Le Monde : Dès la première année, la programmation militaire 1997-2002 n’est pas respectée. Or vous dites qu’elle est cohérente avec les grands objectifs de défense ?

Alain Richard : Cette cohérence est la raison majeure de mon adhésion à cette loi de programmation. Il s’agit de servir les engagements politiques internationaux de notre pays, auxquels le gouvernement attache la plus grande importance. Rendre nos forces plus mobiles, plus rapidement disponibles, c’est assurer notre capacité à maintenir et à rétablir la paix dans les nombreux endroits où nous jugeons en jeu les valeurs et les intérêts de la France. Notre outil de défense se professionnalise et la gamme de ses moyens concrets est définie en fonction de cet objectif.
La mobilité géographique n’a rien à voir avec l’interventionnisme. Les conflits dans lesquels nous engageons nos forces sont nés de l’agressivité de tiers. La France, or, l’a vu de façon explicite au Congo, se limite à une démarche de sécurisation.
Le respect de la programmation consiste à atteindre les objectifs en moyens effectivement disponibles pour les forces et pas simplement à dépenser les crédits. Nous devons être capables, dans ce ministère, de progresser encore dans la réduction des coûts et dans l’efficacité des programmes.
C’est le devoir élémentaire du gouvernement dans tous les domaines d’action. Quant aux crédits d’équipements dans tous les domaines d’action. Quant aux crédits d’équipement pour 1998, ils seront décidés en cohérence avec la réforme d’ensemble, dont le premier ministre a déclaré assurer le calendrier. Les adaptations de 1997 correspondent à une circonstance particulière.

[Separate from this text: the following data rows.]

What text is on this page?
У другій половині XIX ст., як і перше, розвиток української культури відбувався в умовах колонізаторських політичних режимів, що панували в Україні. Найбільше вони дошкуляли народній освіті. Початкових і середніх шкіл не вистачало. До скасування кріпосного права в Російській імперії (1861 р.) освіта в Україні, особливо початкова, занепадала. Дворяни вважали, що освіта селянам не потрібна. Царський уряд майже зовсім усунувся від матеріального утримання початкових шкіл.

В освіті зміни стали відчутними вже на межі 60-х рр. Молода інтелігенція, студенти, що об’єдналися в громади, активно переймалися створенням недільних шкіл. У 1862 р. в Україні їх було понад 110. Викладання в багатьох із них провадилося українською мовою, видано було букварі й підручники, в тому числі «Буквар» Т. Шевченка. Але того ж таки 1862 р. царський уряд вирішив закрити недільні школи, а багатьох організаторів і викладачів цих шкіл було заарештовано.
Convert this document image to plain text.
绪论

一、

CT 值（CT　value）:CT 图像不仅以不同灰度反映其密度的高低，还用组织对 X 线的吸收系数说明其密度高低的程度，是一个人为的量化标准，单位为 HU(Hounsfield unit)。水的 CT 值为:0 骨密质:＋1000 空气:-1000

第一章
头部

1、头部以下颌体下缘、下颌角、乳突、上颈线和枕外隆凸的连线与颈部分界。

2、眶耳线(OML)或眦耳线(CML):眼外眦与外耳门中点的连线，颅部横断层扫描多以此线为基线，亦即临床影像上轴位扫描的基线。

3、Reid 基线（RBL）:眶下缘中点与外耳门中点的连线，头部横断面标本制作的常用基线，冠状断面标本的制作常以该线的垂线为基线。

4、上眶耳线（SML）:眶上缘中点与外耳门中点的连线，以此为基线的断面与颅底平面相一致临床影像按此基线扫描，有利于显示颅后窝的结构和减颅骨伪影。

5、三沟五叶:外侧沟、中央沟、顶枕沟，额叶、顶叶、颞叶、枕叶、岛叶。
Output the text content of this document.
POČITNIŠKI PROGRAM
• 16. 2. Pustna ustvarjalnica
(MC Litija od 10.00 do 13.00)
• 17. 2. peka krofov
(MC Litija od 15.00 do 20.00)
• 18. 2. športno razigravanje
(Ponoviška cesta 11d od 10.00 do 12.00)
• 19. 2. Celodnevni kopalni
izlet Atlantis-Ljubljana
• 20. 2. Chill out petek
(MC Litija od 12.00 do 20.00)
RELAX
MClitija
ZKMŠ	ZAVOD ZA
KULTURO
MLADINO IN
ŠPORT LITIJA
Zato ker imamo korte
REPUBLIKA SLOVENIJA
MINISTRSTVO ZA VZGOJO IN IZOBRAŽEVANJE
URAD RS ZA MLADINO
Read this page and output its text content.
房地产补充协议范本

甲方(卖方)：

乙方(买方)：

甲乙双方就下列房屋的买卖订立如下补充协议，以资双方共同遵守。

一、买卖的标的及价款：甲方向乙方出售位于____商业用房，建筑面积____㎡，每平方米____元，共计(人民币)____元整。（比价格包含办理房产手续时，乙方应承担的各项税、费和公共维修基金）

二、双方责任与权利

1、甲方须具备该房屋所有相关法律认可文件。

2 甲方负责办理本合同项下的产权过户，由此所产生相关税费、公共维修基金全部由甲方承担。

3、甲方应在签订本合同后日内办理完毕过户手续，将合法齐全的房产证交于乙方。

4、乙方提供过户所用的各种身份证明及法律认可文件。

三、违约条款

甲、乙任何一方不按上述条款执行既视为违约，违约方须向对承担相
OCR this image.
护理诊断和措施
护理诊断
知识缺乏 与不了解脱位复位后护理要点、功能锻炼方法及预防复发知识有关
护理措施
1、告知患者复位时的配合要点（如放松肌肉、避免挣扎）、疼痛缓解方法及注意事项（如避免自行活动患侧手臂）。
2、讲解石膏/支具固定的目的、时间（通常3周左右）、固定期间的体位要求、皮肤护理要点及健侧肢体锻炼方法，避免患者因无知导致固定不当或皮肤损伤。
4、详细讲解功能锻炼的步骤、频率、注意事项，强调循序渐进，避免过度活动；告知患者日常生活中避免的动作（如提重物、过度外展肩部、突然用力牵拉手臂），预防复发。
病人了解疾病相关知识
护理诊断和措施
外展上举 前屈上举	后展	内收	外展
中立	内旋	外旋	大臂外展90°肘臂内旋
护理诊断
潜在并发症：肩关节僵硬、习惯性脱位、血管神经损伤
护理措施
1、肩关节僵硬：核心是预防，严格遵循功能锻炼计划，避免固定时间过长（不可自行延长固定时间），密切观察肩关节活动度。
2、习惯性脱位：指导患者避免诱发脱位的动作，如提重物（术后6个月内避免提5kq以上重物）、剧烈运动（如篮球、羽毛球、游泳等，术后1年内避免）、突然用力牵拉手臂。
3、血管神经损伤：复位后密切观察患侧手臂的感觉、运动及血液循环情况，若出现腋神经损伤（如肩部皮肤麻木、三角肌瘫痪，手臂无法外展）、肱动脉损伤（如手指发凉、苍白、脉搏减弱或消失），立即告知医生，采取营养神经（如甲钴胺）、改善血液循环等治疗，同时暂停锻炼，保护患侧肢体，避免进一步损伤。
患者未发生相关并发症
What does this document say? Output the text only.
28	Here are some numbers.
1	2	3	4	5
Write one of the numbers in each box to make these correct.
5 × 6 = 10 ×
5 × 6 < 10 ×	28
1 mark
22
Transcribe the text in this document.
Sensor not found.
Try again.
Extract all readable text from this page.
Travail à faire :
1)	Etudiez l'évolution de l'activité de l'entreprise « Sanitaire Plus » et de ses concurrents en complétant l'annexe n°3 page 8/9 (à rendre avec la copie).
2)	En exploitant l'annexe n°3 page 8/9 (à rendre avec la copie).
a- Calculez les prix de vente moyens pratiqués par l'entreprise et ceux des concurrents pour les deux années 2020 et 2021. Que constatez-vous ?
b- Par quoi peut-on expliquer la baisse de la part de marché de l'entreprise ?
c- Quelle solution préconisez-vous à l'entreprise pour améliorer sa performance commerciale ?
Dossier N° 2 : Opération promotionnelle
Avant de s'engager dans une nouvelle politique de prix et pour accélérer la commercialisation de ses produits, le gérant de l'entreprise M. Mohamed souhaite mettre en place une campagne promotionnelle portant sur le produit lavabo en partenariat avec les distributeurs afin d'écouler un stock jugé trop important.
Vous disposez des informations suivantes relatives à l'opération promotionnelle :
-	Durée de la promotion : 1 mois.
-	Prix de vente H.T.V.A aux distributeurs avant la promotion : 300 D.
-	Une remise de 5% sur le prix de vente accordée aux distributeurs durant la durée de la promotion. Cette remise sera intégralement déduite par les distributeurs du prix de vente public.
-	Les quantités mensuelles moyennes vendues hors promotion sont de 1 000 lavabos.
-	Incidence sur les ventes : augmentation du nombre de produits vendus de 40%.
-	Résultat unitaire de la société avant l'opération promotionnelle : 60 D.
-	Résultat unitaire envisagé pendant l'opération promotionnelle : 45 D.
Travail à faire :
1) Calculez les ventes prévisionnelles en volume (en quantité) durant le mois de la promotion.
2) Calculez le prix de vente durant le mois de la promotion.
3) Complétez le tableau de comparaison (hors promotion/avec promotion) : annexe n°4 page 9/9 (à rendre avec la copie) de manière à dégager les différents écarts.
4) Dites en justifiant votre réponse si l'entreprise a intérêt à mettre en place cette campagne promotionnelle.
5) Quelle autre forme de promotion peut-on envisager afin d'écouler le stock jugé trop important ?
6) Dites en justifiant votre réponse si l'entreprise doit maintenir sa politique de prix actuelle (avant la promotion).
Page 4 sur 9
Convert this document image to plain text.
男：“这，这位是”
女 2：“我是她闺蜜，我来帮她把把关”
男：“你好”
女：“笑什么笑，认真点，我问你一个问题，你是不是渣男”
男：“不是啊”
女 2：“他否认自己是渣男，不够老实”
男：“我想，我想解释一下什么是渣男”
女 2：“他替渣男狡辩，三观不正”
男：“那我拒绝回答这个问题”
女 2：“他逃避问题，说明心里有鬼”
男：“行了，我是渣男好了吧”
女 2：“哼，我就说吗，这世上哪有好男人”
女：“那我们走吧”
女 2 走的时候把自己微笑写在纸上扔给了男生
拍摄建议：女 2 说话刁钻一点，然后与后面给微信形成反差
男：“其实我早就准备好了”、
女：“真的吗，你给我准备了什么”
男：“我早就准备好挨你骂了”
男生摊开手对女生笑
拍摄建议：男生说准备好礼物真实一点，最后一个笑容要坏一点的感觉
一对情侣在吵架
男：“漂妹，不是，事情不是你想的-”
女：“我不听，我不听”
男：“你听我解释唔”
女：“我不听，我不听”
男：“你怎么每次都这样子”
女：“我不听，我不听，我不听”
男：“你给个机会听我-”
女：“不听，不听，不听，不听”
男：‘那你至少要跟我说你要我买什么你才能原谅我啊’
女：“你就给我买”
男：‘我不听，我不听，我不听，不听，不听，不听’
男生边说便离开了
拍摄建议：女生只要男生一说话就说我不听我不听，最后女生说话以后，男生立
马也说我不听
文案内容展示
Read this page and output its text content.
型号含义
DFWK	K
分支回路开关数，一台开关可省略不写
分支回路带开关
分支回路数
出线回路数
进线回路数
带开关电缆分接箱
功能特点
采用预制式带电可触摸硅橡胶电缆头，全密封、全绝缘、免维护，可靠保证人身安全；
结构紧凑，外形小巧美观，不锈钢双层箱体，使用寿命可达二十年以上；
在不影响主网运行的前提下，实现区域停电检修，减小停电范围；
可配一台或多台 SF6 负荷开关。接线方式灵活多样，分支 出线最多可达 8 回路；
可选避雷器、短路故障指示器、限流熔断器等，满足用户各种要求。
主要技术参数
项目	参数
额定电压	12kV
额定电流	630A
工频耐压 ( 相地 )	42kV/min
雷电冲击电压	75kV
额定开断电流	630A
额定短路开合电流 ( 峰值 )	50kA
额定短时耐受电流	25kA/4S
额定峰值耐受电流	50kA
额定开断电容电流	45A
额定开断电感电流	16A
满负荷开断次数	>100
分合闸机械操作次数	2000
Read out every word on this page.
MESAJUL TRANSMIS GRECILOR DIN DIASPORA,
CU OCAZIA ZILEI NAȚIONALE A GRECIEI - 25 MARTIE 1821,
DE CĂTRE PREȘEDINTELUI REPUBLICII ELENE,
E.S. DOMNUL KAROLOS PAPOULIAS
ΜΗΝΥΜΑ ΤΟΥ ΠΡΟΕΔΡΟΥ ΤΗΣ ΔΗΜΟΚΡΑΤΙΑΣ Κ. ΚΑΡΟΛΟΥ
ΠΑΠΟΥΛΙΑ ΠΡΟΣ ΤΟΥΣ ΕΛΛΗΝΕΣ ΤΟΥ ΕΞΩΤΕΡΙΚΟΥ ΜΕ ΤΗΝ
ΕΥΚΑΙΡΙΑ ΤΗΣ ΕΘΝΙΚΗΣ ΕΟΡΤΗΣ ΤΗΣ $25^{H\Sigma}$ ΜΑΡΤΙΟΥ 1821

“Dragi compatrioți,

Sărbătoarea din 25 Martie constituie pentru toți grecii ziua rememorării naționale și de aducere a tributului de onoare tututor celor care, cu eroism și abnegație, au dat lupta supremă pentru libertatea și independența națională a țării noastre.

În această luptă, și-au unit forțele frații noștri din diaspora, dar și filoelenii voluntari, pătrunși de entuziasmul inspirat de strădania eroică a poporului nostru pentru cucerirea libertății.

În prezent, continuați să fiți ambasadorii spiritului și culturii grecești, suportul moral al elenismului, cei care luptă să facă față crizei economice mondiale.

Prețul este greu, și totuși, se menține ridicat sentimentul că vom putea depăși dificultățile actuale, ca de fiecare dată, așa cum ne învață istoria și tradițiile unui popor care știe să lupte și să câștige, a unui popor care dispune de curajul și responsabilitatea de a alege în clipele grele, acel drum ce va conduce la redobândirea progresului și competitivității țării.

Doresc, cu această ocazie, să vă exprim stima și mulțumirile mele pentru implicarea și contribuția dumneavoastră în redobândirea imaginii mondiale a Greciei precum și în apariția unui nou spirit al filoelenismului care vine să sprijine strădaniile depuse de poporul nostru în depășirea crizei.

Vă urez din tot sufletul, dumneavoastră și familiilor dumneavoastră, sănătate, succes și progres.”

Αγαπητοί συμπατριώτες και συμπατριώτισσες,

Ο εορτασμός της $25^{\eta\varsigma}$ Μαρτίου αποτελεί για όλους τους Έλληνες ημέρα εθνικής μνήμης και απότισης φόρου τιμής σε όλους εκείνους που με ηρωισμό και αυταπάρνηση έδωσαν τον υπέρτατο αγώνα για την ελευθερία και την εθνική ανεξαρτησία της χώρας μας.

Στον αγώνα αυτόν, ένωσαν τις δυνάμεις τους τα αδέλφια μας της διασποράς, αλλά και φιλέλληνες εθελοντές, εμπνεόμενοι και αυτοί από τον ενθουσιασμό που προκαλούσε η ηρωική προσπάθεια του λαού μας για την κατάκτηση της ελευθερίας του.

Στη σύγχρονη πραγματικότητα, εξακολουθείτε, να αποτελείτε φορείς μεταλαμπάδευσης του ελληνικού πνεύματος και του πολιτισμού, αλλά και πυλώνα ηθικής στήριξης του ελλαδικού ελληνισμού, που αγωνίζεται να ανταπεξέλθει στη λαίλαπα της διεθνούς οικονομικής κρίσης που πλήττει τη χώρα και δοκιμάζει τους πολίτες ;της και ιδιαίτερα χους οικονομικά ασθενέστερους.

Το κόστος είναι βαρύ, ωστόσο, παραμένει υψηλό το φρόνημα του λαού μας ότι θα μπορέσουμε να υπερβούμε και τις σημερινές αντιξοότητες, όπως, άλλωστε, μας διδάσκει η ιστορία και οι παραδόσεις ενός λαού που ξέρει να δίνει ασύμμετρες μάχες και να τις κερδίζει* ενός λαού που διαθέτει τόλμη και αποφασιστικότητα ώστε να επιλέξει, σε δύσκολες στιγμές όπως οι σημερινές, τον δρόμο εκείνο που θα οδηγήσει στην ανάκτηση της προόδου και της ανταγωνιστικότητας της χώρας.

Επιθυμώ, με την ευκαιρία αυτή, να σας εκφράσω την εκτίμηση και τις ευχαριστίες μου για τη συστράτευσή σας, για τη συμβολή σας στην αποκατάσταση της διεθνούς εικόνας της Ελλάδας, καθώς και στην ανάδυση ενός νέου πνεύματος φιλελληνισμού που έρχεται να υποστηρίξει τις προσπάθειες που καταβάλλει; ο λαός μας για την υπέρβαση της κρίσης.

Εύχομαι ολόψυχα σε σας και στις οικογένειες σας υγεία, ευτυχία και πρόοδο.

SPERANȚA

Le Monde : Les programmes d’armement seront regardés un par un, avez-vous dit, dans le contexte géopolitique qui a changé. L’avion Rafale, le porte-avions « Charles-de-Gaulle », le char Leclerc, le missile stratégique M51, l’hélicoptère NH90 ont-ils encore leur place ?

Alain Richard : Le contexte géopolitique a changé au début de la décennie. Cette mutation a été prise en compte par les décisions antérieures en matière de défense. Mais nous restons vigilants. D’autres changements sont déjà en germe. C’est ce qui me fait prévoir une actualisation régulière de la programmation. Une nouvelle dimension s’est ajoutée à la gestion de nos grands programmes : c’est la coopération. Le gouvernement donne priorité à l’objectif d’une véritable Europe des équipements militaires. C’est en fonction de cette méthode que nous évaluerons le développement des différents programmes, en rappelant aux partenaires industriels que leurs coûts peuvent être allégés.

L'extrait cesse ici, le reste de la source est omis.